Não vou falar muito sobre a história do filme para não deixar escapar spoilers que estraguem o prazer do espectador. Vou introduzir apenas alguns detalhes sobre as personagens para fisgar o leitor.
Cynthia, longe de ser a personagem forte ou heroica normalmente reservada a uma protagonista, é uma personagem simples e sofrida do povo, que podemos encontrar na rua. É uma mulher madura e algo amargurada pela sua condição social na baixa classe média britânica. Mora de aluguel em Londres, num prédio mal conservado onde os pais viveram, e trabalha como operária numa fábrica de embalagens, por um salário com o qual mal dá para pagar o aluguel, o que não lhe permite ser uma pessoa autoconfiante ou generosa. Precisa, por vezes, da ajuda financeira do irmão mais novo, o bondoso e bem sucedido fotógrafo Maurice Purley. Nessa precária condição, vive às turras com a única filha com a qual convive, Roxanne, fruto de um relacionamento passageiro do passado, que é, por sua vez, uma amarga gari da prefeitura, com um permanente semblante carregado como que para jogar na cara da mãe a culpa pela sua própria situação.
No inicio da história, em que as personagens são apresentadas, um diálogo duro entre as duas espelha esse relacionamento tóxico entre mãe e filha. Em determinado momento, em que Cynthia acusa Roxanne de ter sido a causa de todos os seus problemas, Roxanne devolve-lhe dizendo que não pedira para nascer, ao que Cynthia retruca prontamente falando que tampouco ela desejara o seu nascimento. Roxanne responde que bastava que ela não tivesse transado.
Cynthia não sabe, mas uma outra personagem, a de Hortense Cumberbatch, uma jovem negra e optometrista socialmente bem colocada, vai entrar em sua vida para provocar um tumulto emocional ainda maior em sua já frágil condição psicossocial. Sobre a história, vamos parar por aqui.
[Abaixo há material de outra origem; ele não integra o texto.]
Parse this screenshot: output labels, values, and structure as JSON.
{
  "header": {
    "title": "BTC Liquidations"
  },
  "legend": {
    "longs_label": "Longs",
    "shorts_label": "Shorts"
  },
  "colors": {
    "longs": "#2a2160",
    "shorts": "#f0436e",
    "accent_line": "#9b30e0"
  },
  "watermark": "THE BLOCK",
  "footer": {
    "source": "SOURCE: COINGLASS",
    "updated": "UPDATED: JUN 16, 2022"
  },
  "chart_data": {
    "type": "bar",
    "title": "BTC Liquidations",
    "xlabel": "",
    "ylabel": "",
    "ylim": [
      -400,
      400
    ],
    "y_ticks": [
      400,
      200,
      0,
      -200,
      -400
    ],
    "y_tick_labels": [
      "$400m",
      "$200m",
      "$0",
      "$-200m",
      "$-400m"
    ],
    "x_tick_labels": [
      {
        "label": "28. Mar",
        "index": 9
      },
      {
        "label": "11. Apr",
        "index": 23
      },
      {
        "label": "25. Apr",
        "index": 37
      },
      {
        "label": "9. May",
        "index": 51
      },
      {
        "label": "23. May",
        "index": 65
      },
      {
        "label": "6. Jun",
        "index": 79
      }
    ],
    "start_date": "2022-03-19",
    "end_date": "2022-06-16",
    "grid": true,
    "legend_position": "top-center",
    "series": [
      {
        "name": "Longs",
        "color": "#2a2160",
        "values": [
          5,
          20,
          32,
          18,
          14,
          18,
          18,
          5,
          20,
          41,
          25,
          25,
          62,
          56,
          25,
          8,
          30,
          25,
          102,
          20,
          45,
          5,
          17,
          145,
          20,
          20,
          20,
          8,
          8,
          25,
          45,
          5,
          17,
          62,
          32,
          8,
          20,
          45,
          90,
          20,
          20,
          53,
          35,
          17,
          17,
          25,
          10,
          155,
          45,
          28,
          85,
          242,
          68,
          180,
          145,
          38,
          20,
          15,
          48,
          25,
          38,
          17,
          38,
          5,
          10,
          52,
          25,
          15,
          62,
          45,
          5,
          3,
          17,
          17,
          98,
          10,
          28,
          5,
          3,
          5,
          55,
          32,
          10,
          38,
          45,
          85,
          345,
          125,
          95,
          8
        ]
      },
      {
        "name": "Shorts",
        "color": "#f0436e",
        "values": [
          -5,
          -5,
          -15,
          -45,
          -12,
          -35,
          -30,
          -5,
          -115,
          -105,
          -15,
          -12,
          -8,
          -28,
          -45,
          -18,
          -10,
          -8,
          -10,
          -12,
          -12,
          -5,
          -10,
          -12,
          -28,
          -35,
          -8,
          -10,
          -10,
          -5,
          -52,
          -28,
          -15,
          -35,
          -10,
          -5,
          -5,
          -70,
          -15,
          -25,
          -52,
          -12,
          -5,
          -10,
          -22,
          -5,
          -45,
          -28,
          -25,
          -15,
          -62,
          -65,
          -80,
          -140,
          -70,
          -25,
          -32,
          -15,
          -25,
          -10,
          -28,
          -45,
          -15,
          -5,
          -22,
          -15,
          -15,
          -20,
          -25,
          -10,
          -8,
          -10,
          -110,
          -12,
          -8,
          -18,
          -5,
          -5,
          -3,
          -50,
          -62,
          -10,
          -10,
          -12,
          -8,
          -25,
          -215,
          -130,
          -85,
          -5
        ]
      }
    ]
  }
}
Arrisco dizer que o filme endossa uma tese notável e atemporal de Marcel Proust sobre o caráter das pessoas e que colocou numa passagem de um dos livros que formam o seu seminal romance “Em Busca do Tempo Perdido”, através da boca do narrador, que a exprime mais ou menos assim, nesta paráfrase resumida: “Encontro mais nobreza de caráter no meu motorista ou na minha cozinheira do que nos aristocratas com quem convivo, em quem, por definição, aquele atributo deveria ser uma obrigação, mas nos quais, pelo contrário, encontro falhas de caráter não existentes nos primeiros”.
Vejo, neste momento em que escrevo, os cinemas retornarem, aos poucos, depois de passarmos pelo pior da Covid-19, com os mesmos blockbusters norte-americanos para adolescentes e crianças. Num programa de televisão (“Linhas Cruzadas”, TV Cultura, às quintas-feiras, 22h00), disse mais ou menos o filósofo Luiz Felipe Pondé: “Se você é adulto e gosta de filmes de super-heróis, deve estar com algum problema”. Mas, em contrapartida, a pandemia trouxe essa consequência inesperadamente boa de plataformas digitais trazerem, gratuitamente, festivais de cinema e filmes clássicos e contemporâneos excelentes para serem assistidos em casa.
Dentre estes últimos, destaco “Segredos e Mentiras”. Alerto para que, se você é uma pessoa sensível e for assisti-lo, mantenha um lenço por perto.